26-week Treasury bills auction
The US Department of the Treasury held the weekly 26-week Treasury bills (or T-bills) auction on April 4. T-bills worth $24 billion were on offer, which was $2 billion lower than the previous auction.
The bid-to-cover ratio jumped 14.5% from the previous week to 4.1x on the April 4 auction, which was the second highest in 2016 so far. In 2015, the bid-to-cover ratio had averaged 4.0x. Fear of global economic slowdown resulted in demand for safe-haven Treasuries. Thus, demand for 26-week T-bills surged.
Treasury bills don’t pay a coupon. They’re offered at a discount to face value. They’re redeemable at par on maturity. The high discount rate for the April 4 auction was lower at 0.39%, as compared to 0.48% in the previous week.
Market demand tanked
Fundamental market demand fell sharply from last week. Demand fell week-over-week to 39.4% of accepted competitive bids from 62.9% in the previous week.
Accepted indirect bids fell to 31.9% week-over-week from 57.5% in the previous week. Meanwhile, the percentage of direct bids rose to 7.4% week-over-week from 5.5% a week ago. Direct bids include bids from domestic money managers like Invesco (IVZ) and Wells Fargo (WFC).

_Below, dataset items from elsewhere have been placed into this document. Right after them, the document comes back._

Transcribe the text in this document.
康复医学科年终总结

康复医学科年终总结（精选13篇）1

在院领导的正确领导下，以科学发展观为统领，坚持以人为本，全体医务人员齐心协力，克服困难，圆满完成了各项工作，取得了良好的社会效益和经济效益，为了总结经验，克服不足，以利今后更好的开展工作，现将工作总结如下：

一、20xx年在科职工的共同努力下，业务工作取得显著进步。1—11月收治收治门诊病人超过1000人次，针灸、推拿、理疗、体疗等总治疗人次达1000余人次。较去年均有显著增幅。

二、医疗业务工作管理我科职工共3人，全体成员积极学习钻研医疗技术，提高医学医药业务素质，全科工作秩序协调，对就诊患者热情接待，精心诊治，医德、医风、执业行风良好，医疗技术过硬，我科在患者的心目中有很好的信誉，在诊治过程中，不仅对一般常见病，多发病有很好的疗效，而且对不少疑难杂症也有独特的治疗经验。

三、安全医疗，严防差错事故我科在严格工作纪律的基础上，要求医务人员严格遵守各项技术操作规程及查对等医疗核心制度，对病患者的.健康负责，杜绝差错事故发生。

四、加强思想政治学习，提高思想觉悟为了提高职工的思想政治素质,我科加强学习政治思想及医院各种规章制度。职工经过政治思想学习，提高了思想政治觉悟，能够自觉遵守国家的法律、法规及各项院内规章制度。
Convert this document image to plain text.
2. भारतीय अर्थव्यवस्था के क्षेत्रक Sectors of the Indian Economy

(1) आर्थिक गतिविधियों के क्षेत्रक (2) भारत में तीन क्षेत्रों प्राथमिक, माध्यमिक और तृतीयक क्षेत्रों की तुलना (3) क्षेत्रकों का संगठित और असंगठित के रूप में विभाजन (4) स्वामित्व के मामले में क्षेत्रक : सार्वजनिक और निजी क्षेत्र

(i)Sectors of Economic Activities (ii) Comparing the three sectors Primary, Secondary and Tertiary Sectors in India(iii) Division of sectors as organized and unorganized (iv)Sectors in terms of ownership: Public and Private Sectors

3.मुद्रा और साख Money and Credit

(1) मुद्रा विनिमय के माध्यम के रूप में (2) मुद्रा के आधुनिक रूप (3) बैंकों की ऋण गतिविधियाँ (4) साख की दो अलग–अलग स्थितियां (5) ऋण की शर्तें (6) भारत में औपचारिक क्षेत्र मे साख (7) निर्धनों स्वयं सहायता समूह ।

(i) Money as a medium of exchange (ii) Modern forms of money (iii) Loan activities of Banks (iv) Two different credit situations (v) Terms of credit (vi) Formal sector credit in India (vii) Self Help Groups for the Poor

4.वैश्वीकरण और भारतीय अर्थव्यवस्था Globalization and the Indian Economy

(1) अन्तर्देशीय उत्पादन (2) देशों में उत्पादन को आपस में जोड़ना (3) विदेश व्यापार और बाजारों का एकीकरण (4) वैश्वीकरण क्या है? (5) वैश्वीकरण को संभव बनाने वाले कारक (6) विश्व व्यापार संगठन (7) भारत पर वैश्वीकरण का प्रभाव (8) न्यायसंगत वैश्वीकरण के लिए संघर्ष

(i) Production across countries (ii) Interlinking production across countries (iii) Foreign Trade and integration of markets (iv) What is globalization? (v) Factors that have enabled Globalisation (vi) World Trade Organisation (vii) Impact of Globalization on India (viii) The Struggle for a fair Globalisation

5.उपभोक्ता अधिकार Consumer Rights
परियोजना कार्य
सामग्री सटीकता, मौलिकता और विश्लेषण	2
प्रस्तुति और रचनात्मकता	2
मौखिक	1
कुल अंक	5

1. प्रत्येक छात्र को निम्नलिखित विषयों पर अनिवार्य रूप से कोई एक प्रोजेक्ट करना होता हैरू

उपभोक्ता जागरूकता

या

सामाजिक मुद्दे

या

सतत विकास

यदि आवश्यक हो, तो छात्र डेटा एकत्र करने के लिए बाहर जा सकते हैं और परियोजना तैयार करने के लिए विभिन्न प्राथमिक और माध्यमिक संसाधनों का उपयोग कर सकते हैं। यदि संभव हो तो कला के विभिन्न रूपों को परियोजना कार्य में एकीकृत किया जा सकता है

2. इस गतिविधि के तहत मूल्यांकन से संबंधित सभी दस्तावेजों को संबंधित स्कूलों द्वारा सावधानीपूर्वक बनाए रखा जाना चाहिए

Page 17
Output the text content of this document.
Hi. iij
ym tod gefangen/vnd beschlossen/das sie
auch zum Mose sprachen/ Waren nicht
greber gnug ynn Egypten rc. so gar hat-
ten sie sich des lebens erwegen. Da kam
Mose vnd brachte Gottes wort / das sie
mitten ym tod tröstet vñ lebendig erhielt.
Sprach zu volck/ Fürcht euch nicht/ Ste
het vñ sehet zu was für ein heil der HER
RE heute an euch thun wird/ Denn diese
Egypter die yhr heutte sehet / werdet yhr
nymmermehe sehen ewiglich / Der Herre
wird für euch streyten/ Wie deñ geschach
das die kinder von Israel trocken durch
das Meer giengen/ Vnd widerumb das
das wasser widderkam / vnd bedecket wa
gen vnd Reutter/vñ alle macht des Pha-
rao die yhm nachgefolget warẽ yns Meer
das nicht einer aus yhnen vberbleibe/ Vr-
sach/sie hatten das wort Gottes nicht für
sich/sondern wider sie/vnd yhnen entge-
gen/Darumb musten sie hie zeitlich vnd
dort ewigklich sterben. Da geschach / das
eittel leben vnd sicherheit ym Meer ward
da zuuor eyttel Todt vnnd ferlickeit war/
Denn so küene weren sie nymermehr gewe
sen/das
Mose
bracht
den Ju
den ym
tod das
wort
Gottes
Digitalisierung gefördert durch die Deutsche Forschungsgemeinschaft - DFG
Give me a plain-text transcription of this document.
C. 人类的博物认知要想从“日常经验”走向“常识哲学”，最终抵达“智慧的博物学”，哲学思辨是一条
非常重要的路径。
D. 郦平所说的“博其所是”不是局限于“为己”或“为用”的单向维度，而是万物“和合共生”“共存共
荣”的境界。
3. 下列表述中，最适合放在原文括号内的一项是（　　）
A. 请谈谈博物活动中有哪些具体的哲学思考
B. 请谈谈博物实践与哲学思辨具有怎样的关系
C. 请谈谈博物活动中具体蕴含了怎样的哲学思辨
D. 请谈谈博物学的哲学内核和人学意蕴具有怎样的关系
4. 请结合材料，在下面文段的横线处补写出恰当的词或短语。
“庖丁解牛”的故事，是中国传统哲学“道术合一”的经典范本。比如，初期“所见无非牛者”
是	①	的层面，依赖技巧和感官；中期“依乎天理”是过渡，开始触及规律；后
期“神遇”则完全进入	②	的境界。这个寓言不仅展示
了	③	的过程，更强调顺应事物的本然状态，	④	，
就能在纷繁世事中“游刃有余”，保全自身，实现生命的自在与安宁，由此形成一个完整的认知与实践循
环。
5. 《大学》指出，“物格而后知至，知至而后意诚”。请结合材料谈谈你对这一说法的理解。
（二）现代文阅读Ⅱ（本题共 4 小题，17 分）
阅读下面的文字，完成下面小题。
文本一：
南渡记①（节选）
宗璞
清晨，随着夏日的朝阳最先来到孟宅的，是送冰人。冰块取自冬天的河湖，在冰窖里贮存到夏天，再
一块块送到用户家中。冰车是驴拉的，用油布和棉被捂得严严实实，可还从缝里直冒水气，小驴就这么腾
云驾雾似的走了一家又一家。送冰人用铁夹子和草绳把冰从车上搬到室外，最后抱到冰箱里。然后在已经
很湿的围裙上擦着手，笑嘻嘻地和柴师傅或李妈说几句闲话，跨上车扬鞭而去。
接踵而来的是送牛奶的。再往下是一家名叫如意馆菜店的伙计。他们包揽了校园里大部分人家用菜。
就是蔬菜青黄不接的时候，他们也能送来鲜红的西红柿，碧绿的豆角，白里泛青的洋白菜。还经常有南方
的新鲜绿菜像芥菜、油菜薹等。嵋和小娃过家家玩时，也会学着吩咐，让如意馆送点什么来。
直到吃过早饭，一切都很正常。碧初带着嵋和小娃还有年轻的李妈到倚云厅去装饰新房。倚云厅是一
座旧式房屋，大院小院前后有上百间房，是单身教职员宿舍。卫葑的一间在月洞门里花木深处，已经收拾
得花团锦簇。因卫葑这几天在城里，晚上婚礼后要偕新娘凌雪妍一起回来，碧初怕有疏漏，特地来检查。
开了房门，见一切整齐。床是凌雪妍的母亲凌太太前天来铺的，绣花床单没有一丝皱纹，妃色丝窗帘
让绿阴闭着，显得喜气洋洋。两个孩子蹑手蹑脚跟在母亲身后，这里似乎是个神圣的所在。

Due to the fall in market demand, the share of primary dealer bids rose to 60.6% of the auction from 37.1% in the previous week. Primary dealers are a group of 22 authorized broker-dealers. They’re obligated to bid at US Treasury auctions and take up excess supply. They include firms like Goldman Sachs (GS) and Citigroup Global Markets (C).